Ich kann dazu also keine klare Aussage treffen...
Re: Götter im Rollenspiel
von PurpleTentacle am 15.03.2014 12:48Ich könnt jetzt was über die Sinnlosigkeit der menschlichen Existenz und dem Segen der Unkenntniss schreiben, aber ich glaube damit hab ich schon genug gesagt
Blog
Twitter
Wer Regeln konsequent ignoriert und handwedelt, sollte bei Empfehlungen und Diskussionen mal schön die Kresse halten.
Re: Götter im Rollenspiel
von Ursus_Maior am 26.03.2014 17:07Ah eines meiner liebsten Themen: Religion (im RPG).
Es kommt wohl auf das Spiel und die Bedeutung von Religion für das (erlebte) Spiel an. Als Spieler kann mir das relativ egal sein. Wenn man davon ausgeht, dass Gottheiten in einer Welt intersubjektiv messbare Erfahrungen oder sogar intersubjektiv wahrnehmbare Akteure sind, dann ist es für die meisten Charaktere wohl egal, an welcher Ebene die Gottheiten aufgehängt sind; also ob sie zu einer bestimmten Ethnie oder einer Spezies gehören, oder universelle Kräfte darstellen, die nur je nach Gruppe eigene Namen und Traditionen tragen.

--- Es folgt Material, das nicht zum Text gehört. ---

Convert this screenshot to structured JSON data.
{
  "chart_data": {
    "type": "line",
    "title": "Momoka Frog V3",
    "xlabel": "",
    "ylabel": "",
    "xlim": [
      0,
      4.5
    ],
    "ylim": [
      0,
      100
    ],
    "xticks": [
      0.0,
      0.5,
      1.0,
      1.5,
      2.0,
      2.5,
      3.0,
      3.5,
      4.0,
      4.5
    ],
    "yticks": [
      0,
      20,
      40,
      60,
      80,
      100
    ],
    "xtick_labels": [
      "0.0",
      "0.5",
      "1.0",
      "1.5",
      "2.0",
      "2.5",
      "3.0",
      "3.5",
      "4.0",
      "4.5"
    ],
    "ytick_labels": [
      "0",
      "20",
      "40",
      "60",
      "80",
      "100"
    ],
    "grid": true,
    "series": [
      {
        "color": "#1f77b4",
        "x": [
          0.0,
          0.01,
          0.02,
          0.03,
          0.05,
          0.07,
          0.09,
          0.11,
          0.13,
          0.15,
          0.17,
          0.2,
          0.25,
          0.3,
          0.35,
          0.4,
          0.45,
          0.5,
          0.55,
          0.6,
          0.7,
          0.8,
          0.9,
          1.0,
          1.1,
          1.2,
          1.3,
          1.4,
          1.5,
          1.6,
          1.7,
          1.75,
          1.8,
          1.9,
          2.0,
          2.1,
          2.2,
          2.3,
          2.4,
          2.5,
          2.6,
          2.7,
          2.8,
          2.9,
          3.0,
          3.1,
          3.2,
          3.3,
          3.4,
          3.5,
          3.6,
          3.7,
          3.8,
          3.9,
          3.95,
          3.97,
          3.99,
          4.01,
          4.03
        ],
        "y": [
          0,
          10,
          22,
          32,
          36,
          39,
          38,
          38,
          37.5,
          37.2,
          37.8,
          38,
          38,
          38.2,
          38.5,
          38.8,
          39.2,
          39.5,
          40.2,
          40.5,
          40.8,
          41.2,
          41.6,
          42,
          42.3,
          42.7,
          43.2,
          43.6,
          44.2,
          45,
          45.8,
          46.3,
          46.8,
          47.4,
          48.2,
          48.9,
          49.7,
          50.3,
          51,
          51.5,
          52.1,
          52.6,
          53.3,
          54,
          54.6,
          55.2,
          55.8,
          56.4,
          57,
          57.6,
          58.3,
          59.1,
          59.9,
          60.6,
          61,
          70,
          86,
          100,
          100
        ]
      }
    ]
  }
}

Als Spielleiter und für manche Charakter-Typen sieht das anders aus. Es geht dann um die grundsätzliche Kosmologie der Welt und damit um eine "wissenschaftliche" Typologisierung und Messung von Gottheiten. Ein Kosmos funktioniert ja unterschiedlich, wenn es nur eine oberste Gottheit gibt und darunter Wesen mit übermenschlichen Kräften existieren oder wenn es eine Menge von Wesen gibt, die übermenschliche Fähigkeiten besitzen, aber untereinander sich nicht um Größenordnungen unterscheiden. Das ganze wird vielleicht nochmal komplizierter, wenn es verschiedene intelligente Spezies gibt, deren Kräfte untereinander sehr unterschiedlich sind, die aber auch verschiedene Götterkreise kennen.

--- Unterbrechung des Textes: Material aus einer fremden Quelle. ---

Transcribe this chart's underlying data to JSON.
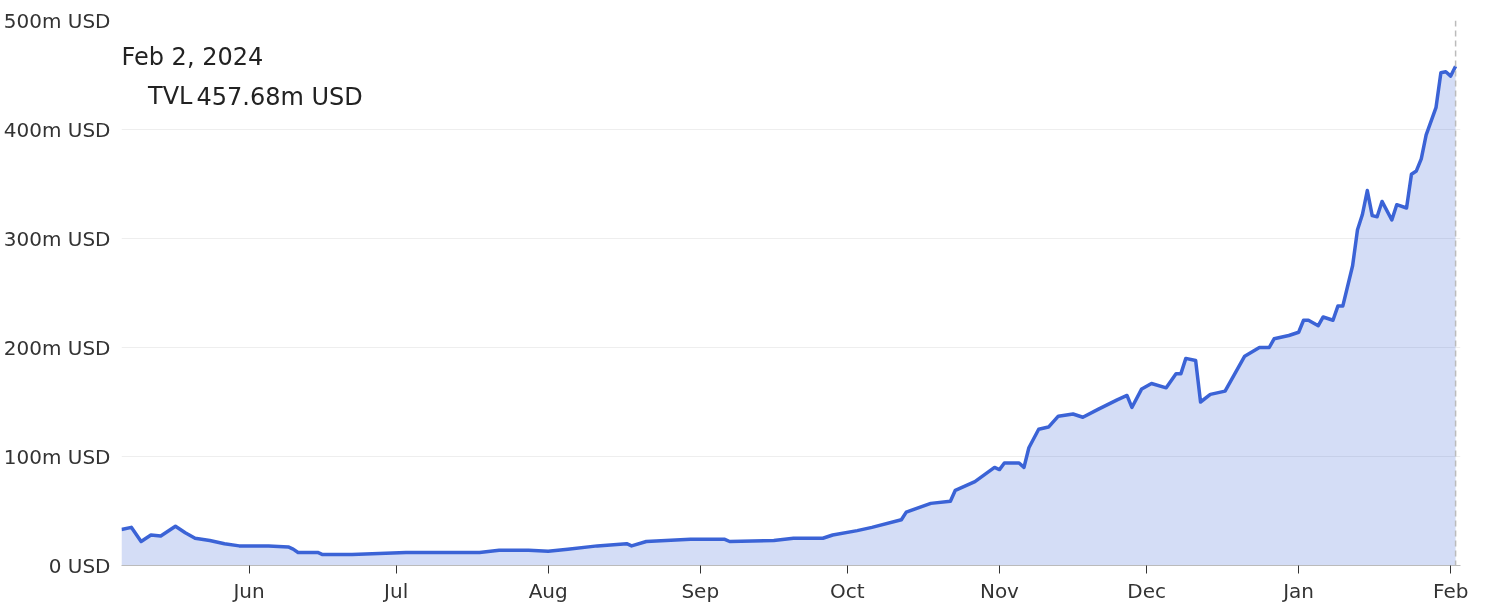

Wirklich problematisch ist aber die Konsequenz von einem "echten" Polytheismus. Das Problem dabei ist die mangelnde Erwartungssicherheit. Bei Gottheiten muss man sich ja immer fragen, was man als Mensch (oder Elf) damit will. Dazu hilft ein Blick in die Antike. Das Verhältnis zwischen antiken Menschen und Göttern ist recht einfach umschrieben mit der lateinischen Formel do ut des ("ich geben, damit du gibst"). Man trat also gegenüber der Gottheit in Vorkasse, damit diese einem etwas gab. Meist wollte man nur von den Gottheiten nicht negativ beeinflusst werden, aber positive Gaben wurden natürlich um so lieber gesehen.

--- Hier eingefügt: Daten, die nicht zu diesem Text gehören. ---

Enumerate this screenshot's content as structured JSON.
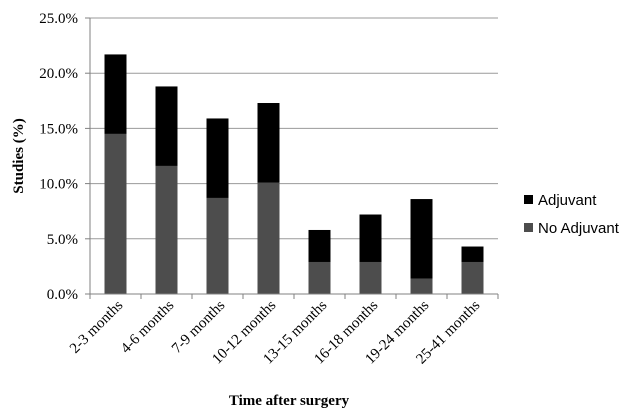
{
  "chart_data": {
    "type": "bar",
    "stacked": true,
    "categories": [
      "2-3 months",
      "4-6 months",
      "7-9 months",
      "10-12 months",
      "13-15 months",
      "16-18 months",
      "19-24 months",
      "25-41 months"
    ],
    "series": [
      {
        "name": "No Adjuvant",
        "color": "#4d4d4d",
        "values": [
          14.5,
          11.6,
          8.7,
          10.1,
          2.9,
          2.9,
          1.4,
          2.9
        ]
      },
      {
        "name": "Adjuvant",
        "color": "#000000",
        "values": [
          7.2,
          7.2,
          7.2,
          7.2,
          2.9,
          4.3,
          7.2,
          1.4
        ]
      }
    ],
    "xlabel": "Time after surgery",
    "ylabel": "Studies (%)",
    "ylim": [
      0,
      25
    ],
    "yticks": [
      "0.0%",
      "5.0%",
      "10.0%",
      "15.0%",
      "20.0%",
      "25.0%"
    ],
    "ytick_values": [
      0,
      5,
      10,
      15,
      20,
      25
    ],
    "grid": true,
    "legend_position": "right",
    "legend": [
      "Adjuvant",
      "No Adjuvant"
    ]
  }
}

Im Laufe der Antike, so etwa seit Beginn der Römischen Kaiserzeit, freundete man sich dann in größerer Breite mit der Idee an, dass es eine Obergottheit geben müsste. Dies war zunächst ein philosophisches Theorem gewesen, da irgendwas die Welt und alle ihre Bewegungen ja angestoßen haben musste. Aristoteles und die Platoniker waren sich sicher, dass irgendwo in der Kausalkette also ein Erster Beweger sitzen müsse, der selbst unbewegt war. Dieser "unbewegte Beweger" (Aristot. Met. 12.1072b "ὃ οὐ κινούμενον κινεῖ") diffuniderte als Wissen von den Philosophen hinunter in die Aristokratie und von da an in die aufstrebende Mittelschicht. In diesem Wissenskontext entstand dann der Glaube und die Hoffnunf diesen unbewegten Beweger genau so manipulieren zu können, wie die Götter. Dazu musste man natürlich wissen, was er eigentlich will, denn es gan zu dieser wissenschaftlich greifbaren Gottheit keine traditionelle Theologie, keine überlieferten Riten und schon gar keine konkrete Dogmatik.
Was macht ein Wissenschaftler, wenn er nicht weiß, was er messen soll, wie er messen soll und was er sagen soll, wie zu verfahren ist? Er sucht nach der Meinung anderer. Und genau das passiert in der Kaiserzeit ganz massiv: Man schaut über den Tellerrand und betrachtet die Götterkreise der Nachbarn sehr genau. Man hatte immer schon Ähnlichkeiten in den Götterbildern festgestellt, aber jetzt wurde es quasi "wissenschaftlich anerkannt" Isis, Demeter und Kybele oder Sarapis, Zeus und Baal gleichzusetzen. Denn die wichtigste Regel in vormodernen Wissenschaften ist die Degenerationsregel und damit kann man eine Menge anfangen. Der Kern ist folgendermaßen: Am Anfang war die Wahrheit und die wurde dem Menschen von der einen Gottheit offenbart. Im Laufe der Zeit degenerierte der Mensch aber und daher war früher eben alles besser. Die Menschen waren der Wahrheit, also "Gott" näher und "wussten" daher, wie zu verfahren war.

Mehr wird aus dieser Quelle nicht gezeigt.